Kiki Musampalà : Parlons des limites justement, Lucarne Opposée ne cesse d’explorer de nouveaux territoires et d’étendre le champ des possibles. Mais comment devient-on un chroniqueur ou un conteur de l’ailleurs ? Il suffit d’écrire un mail et de proposer ses services ? Tu fais un casting à la Morandini ? Tu as déjà refusé une collaboration ?

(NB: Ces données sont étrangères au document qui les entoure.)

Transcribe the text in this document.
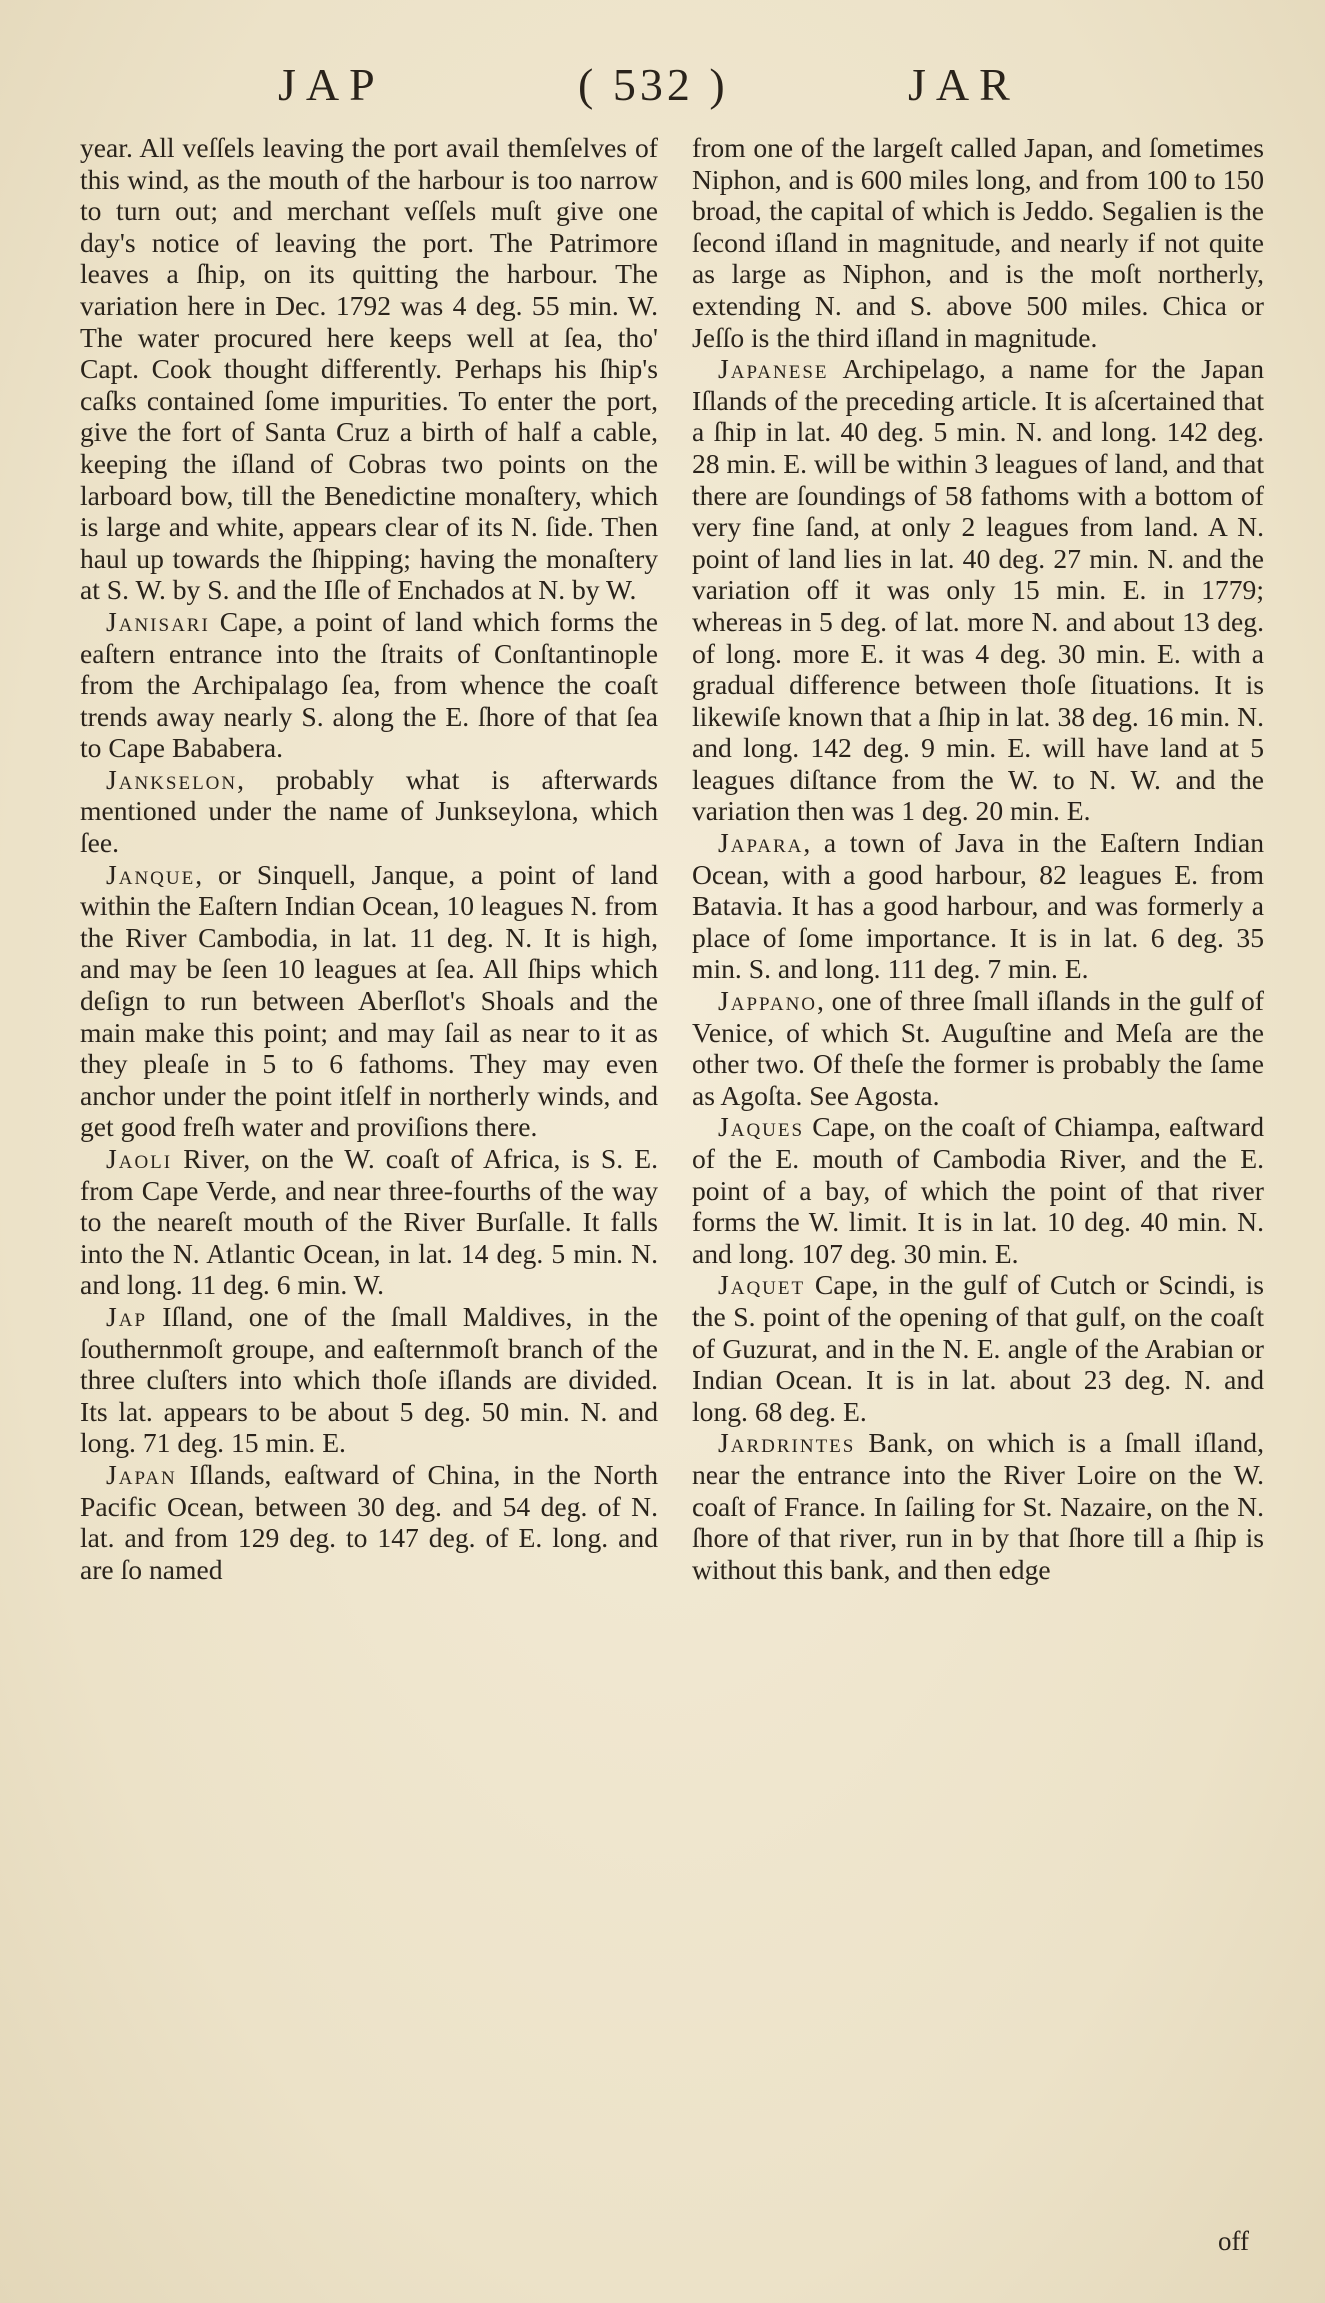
JAP	( 532 )	JAR

year. All veſſels leaving the port avail themſelves of this wind, as the mouth of the harbour is too narrow to turn out; and merchant veſſels muſt give one day's notice of leaving the port. The Patrimore leaves a ſhip, on its quitting the harbour. The variation here in Dec. 1792 was 4 deg. 55 min. W. The water procured here keeps well at ſea, tho' Capt. Cook thought differently. Perhaps his ſhip's caſks contained ſome impurities. To enter the port, give the fort of Santa Cruz a birth of half a cable, keeping the iſland of Cobras two points on the larboard bow, till the Benedictine monaſtery, which is large and white, appears clear of its N. ſide. Then haul up towards the ſhipping; having the monaſtery at S. W. by S. and the Iſle of Enchados at N. by W.

Janisari Cape, a point of land which forms the eaſtern entrance into the ſtraits of Conſtantinople from the Archipalago ſea, from whence the coaſt trends away nearly S. along the E. ſhore of that ſea to Cape Bababera.

Jankselon, probably what is afterwards mentioned under the name of Junkseylona, which ſee.

Janque, or Sinquell, Janque, a point of land within the Eaſtern Indian Ocean, 10 leagues N. from the River Cambodia, in lat. 11 deg. N. It is high, and may be ſeen 10 leagues at ſea. All ſhips which deſign to run between Aberſlot's Shoals and the main make this point; and may ſail as near to it as they pleaſe in 5 to 6 fathoms. They may even anchor under the point itſelf in northerly winds, and get good freſh water and proviſions there.

Jaoli River, on the W. coaſt of Africa, is S. E. from Cape Verde, and near three-fourths of the way to the neareſt mouth of the River Burſalle. It falls into the N. Atlantic Ocean, in lat. 14 deg. 5 min. N. and long. 11 deg. 6 min. W.

Jap Iſland, one of the ſmall Maldives, in the ſouthernmoſt groupe, and eaſternmoſt branch of the three cluſters into which thoſe iſlands are divided. Its lat. appears to be about 5 deg. 50 min. N. and long. 71 deg. 15 min. E.

Japan Iſlands, eaſtward of China, in the North Pacific Ocean, between 30 deg. and 54 deg. of N. lat. and from 129 deg. to 147 deg. of E. long. and are ſo named

from one of the largeſt called Japan, and ſometimes Niphon, and is 600 miles long, and from 100 to 150 broad, the capital of which is Jeddo. Segalien is the ſecond iſland in magnitude, and nearly if not quite as large as Niphon, and is the moſt northerly, extending N. and S. above 500 miles. Chica or Jeſſo is the third iſland in magnitude.

Japanese Archipelago, a name for the Japan Iſlands of the preceding article. It is aſcertained that a ſhip in lat. 40 deg. 5 min. N. and long. 142 deg. 28 min. E. will be within 3 leagues of land, and that there are ſoundings of 58 fathoms with a bottom of very fine ſand, at only 2 leagues from land. A N. point of land lies in lat. 40 deg. 27 min. N. and the variation off it was only 15 min. E. in 1779; whereas in 5 deg. of lat. more N. and about 13 deg. of long. more E. it was 4 deg. 30 min. E. with a gradual difference between thoſe ſituations. It is likewiſe known that a ſhip in lat. 38 deg. 16 min. N. and long. 142 deg. 9 min. E. will have land at 5 leagues diſtance from the W. to N. W. and the variation then was 1 deg. 20 min. E.

Japara, a town of Java in the Eaſtern Indian Ocean, with a good harbour, 82 leagues E. from Batavia. It has a good harbour, and was formerly a place of ſome importance. It is in lat. 6 deg. 35 min. S. and long. 111 deg. 7 min. E.

Jappano, one of three ſmall iſlands in the gulf of Venice, of which St. Auguſtine and Meſa are the other two. Of theſe the former is probably the ſame as Agoſta. See Agosta.

Jaques Cape, on the coaſt of Chiampa, eaſtward of the E. mouth of Cambodia River, and the E. point of a bay, of which the point of that river forms the W. limit. It is in lat. 10 deg. 40 min. N. and long. 107 deg. 30 min. E.

Jaquet Cape, in the gulf of Cutch or Scindi, is the S. point of the opening of that gulf, on the coaſt of Guzurat, and in the N. E. angle of the Arabian or Indian Ocean. It is in lat. about 23 deg. N. and long. 68 deg. E.

Jardrintes Bank, on which is a ſmall iſland, near the entrance into the River Loire on the W. coaſt of France. In ſailing for St. Nazaire, on the N. ſhore of that river, run in by that ſhore till a ſhip is without this bank, and then edge

off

Nicolas Cougot : En ce qui me concerne, je pense que je suis devenu chroniqueur par chance. Je n’ai pas fait de casting (heureusement d’ailleurs). Je ne dis pas que j’ai jamais postulé nulle part hein, comme tout le monde j’en ai tenté des envois de CV, généralement dans l’écrit (ATTENTION SCOOP : j’ai tenté France Foot par exemple à une époque), j’ai même tenté des maisons d’éditions pour des projets de bouquin (du coup, je vais probablement faire autrement). Je pense que comme beaucoup, j’ai une belle collection de renvois aux 22 plus ou moins amicaux. Mais c’est ainsi. Pour la télé, là aussi, j’ai eu la chance d’être contacté par Ma Chaine Sport pour venir commenter les matchs de Libertadores. Je me souviens avoir fait mon premier avec Nico Villas, c’était génial et de là ça ne s’est plus arrêté. Je le fais toujours depuis et maintenant, je suis directement aux commentaires. C’est encore plus fou. Je me dis que du coup, je devais faire l’affaire (ou qu’il n’y avait en fait personne d’autre ^^). C’est grâce à cela que je suis devenu chroniqueur sur SFR Sport.

Quand Nico (Villas) et sa bande ont lancé 91e, ils ont pensé à moi pour des chroniques « sudams ». Après discussion avec Nathan Franchi, j’étais emballé et c’était parti. C’était vachement bien 91e, je ne dis pas ça pour me la jouer corporate (je déteste ça, on me reproche assez souvent de ne pas l’être suffisamment d’ailleurs) mais on avait une liberté de fou (et j’peux te jurer qu’il faut être fou pour me dire « vas-y » fais ce que tu veux). Regarde, à titre perso, on m’a laissé parler de clasico des colonies au Chili, faire un quart d’heure sur un club d’indiens en Équateur (qui joue en D2). Quand tu y penses, personne n’a fait ça à la télé. Et personne ne le refera je pense. C’est dommage. C’était un vrai espace de culture foot. Ça sonne nostalgique ? Ça l’est ! Je n’ai pas souvenir d’avoir refusé la moindre collaboration. En fait, je ne sais pas dire non (ce qui implique que parfois -souvent- j’me fais bien avoir) mais bon si on vient me chercher, je suis toujours disponible.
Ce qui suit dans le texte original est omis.